Au reste, les parties demanderesses succombant à l’instance, l’équité requiert de ne pas faire droit à leur demande d’indemnisation sur le fondement de l’article 700 du Code de procédure civile.
A l’inverse, elles seront condamnées in solidum à payer sur le même fondement :
la somme de 3.000,00 euros à la société CLIMB UP ARKOSE M’ROC ;la somme de 3.000,00 euros à la société SQUASH CLUB DE [Localité 1].
PAR CES MOTIFS,
Le Tribunal, statuant publiquement en formation à juge unique après débats publics par jugement contradictoire rendu en premier ressort par mise à disposition au Greffe,
Rejette les demandes de résolution judiciaire du contrat de “bail de courte durée / sous-location” du 2 août 2017 et de restitution subséquente des loyers versés sur la période du 17 juillet 2017 au 31 juillet 2018 formées par Monsieur [M] [A] en qualité d’entrepreneur individuel exerçant sous l’enseigne OPTIMAL PERF et par l’association ACADÉMIE DE KUNG FU ET DE TAI CHI ;
Rejette l’ensemble des demandes indemnitaires formées par Monsieur [M] [A] en qualité d’entrepreneur individuel exerçant sous l’enseigne OPTIMAL PERF et en son nom propre et par l’association ACADÉMIE DE KUNG FU ET DE TAI CHI ;
Condamne in solidum Monsieur [M] [A] en qualité d’entrepreneur individuel exerçant sous l’enseigne OPTIMAL PERF et l’association ACADÉMIE DE KUNG FU ET DE TAI CHI à payer à la société par actions simplifiée CLIMB UP ARKOSE “MROC VILLEURBANNE” la somme de 1.000,00 euros pour procédure abusive ;
Condamne in solidum Monsieur [M] [A] en qualité d’entrepreneur individuel exerçant sous l’enseigne OPTIMAL PERF et l’association ACADÉMIE DE KUNG FU ET DE TAI CHI à payer à la société par actions simplifiée SQUASH CLUB DE [Localité 1] la somme de 1.000,00 euros pour procédure abusive ;
Condamne in solidum Monsieur [M] [A] en qualité d’entrepreneur individuel exerçant sous l’enseigne OPTIMAL PERF et l’association ACADÉMIE DE KUNG FU ET DE TAI CHI à payer les dépens de la présente instance ;
Accorde à la SELAS DELOITTE SOCIÉTÉ D’AVOCATS le bénéfice des dispositions de l’article 699 du Code de procédure civile ;
Condamne in solidum Monsieur [M] [A] en qualité d’entrepreneur individuel exerçant sous l’enseigne OPTIMAL PERF et l’association ACADÉMIE DE KUNG FU ET DE TAI CHI à payer à la société par actions simplifiée CLIMB UP ARKOSE “[Adresse 7]” la somme de 3.000,00 euros sur le fondement de l’article 700 du Code de procédure civile ;
Condamne in solidum Monsieur [M] [A] en qualité d’entrepreneur individuel exerçant sous l’enseigne OPTIMAL PERF et l’association ACADÉMIE DE KUNG FU ET DE TAI CHI à payer à la société par actions simplifiée SQUASH CLUB DE [Localité 1] la somme de 3.000,00 euros sur le fondement de l’article 700 du Code de procédure civile ;
Rejette la demande formée par Monsieur [M] [A] en qualité d’entrepreneur individuel exerçant sous l’enseigne OPTIMAL PERF et l’association ACADÉMIE DE KUNG FU ET DE TAI CHI sur le fondement de l’article 700 du Code de procédure civile ;
En foi de quoi la Présidente et la Greffière ont signé la présente décision.

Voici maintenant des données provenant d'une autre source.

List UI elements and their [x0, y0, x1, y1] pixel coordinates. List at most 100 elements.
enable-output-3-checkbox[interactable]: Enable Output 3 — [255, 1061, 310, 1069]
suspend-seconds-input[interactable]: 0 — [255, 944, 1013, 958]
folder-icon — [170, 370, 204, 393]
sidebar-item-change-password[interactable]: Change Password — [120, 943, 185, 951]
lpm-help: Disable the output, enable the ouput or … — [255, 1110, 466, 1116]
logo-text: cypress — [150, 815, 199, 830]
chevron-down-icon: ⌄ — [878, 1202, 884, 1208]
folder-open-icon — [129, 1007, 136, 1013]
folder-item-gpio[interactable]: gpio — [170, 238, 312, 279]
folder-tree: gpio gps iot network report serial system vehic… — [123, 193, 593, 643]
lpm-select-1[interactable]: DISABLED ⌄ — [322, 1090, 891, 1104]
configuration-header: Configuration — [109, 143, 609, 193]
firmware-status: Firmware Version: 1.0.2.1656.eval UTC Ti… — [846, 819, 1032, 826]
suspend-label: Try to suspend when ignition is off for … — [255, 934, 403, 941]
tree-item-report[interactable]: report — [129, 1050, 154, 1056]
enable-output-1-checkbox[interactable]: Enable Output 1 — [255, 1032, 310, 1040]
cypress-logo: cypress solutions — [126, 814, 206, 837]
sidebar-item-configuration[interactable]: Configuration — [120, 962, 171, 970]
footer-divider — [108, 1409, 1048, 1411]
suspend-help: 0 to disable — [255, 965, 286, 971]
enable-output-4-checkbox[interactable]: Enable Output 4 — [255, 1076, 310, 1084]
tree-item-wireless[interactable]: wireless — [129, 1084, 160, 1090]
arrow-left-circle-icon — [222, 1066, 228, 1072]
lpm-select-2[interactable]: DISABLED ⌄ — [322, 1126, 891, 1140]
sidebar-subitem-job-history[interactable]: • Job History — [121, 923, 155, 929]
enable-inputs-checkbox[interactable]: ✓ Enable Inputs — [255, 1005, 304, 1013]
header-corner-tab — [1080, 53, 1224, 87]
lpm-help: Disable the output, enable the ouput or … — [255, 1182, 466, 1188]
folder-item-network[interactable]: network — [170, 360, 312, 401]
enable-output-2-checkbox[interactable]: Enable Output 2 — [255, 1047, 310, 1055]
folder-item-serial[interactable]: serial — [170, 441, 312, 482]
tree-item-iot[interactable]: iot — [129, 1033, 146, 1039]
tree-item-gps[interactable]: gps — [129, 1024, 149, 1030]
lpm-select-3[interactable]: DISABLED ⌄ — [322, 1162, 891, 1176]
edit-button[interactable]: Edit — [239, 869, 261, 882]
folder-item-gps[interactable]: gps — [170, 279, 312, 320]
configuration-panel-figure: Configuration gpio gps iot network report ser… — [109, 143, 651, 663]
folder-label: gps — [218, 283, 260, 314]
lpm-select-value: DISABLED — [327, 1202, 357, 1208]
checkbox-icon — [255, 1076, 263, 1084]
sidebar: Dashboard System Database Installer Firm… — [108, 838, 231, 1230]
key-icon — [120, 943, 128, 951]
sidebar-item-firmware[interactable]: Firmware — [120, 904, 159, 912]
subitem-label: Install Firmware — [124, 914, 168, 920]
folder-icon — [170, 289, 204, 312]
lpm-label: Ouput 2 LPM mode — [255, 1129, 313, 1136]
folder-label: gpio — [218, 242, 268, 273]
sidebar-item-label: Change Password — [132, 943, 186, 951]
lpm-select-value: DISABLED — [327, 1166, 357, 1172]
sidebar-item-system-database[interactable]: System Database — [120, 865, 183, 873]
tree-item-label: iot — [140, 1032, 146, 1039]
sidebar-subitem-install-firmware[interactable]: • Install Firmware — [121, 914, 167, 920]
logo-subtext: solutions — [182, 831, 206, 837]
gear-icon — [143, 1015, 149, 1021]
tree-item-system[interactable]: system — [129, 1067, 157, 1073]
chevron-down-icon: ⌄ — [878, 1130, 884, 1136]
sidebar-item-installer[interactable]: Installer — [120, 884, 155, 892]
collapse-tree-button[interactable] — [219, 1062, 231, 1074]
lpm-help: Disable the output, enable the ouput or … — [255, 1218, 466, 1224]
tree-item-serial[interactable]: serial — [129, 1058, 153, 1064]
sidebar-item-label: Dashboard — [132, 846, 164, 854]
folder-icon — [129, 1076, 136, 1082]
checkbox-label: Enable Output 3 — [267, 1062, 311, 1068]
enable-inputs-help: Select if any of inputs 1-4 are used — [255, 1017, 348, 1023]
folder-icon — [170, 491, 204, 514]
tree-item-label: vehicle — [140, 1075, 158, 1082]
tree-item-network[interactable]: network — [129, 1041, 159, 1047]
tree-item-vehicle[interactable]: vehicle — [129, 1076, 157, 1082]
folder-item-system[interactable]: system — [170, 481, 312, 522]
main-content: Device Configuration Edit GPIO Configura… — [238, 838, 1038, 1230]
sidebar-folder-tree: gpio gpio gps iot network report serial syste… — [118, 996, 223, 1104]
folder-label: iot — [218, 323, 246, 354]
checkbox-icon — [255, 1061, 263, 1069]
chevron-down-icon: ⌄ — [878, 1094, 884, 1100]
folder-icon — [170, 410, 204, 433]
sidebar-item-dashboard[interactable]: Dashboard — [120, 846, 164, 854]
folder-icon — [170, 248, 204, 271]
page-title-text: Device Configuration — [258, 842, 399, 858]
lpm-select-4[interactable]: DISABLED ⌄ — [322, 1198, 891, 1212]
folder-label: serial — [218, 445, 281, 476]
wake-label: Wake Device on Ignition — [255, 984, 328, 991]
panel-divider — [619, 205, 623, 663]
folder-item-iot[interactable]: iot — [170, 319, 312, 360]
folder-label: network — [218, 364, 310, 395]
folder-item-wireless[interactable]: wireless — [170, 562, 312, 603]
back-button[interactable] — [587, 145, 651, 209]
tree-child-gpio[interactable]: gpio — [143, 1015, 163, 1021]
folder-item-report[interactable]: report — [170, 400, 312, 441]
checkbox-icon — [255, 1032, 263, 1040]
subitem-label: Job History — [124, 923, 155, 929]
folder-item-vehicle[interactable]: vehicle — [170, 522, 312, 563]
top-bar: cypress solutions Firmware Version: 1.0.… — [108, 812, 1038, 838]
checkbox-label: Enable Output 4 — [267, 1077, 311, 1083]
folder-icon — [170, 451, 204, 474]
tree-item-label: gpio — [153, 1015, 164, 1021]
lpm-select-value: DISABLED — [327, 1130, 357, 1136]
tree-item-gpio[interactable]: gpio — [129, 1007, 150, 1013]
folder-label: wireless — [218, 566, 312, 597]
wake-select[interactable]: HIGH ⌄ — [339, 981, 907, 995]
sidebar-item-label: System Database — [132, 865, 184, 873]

La Greffière La Présidente
Jessica BOSCO BUFFART Marlène DOUIBI
En conséquence, la République française mande et ordonne à tous huissiers de justice, sur ce requis, de mettre ladite décision à exécution, aux procureurs généraux et aux procureurs de la République près les tribunaux judiciaires d’y tenir la main, à tous commandants et officiers de la force publique de prêter main-forte lorsqu’ils en seront légalement requis.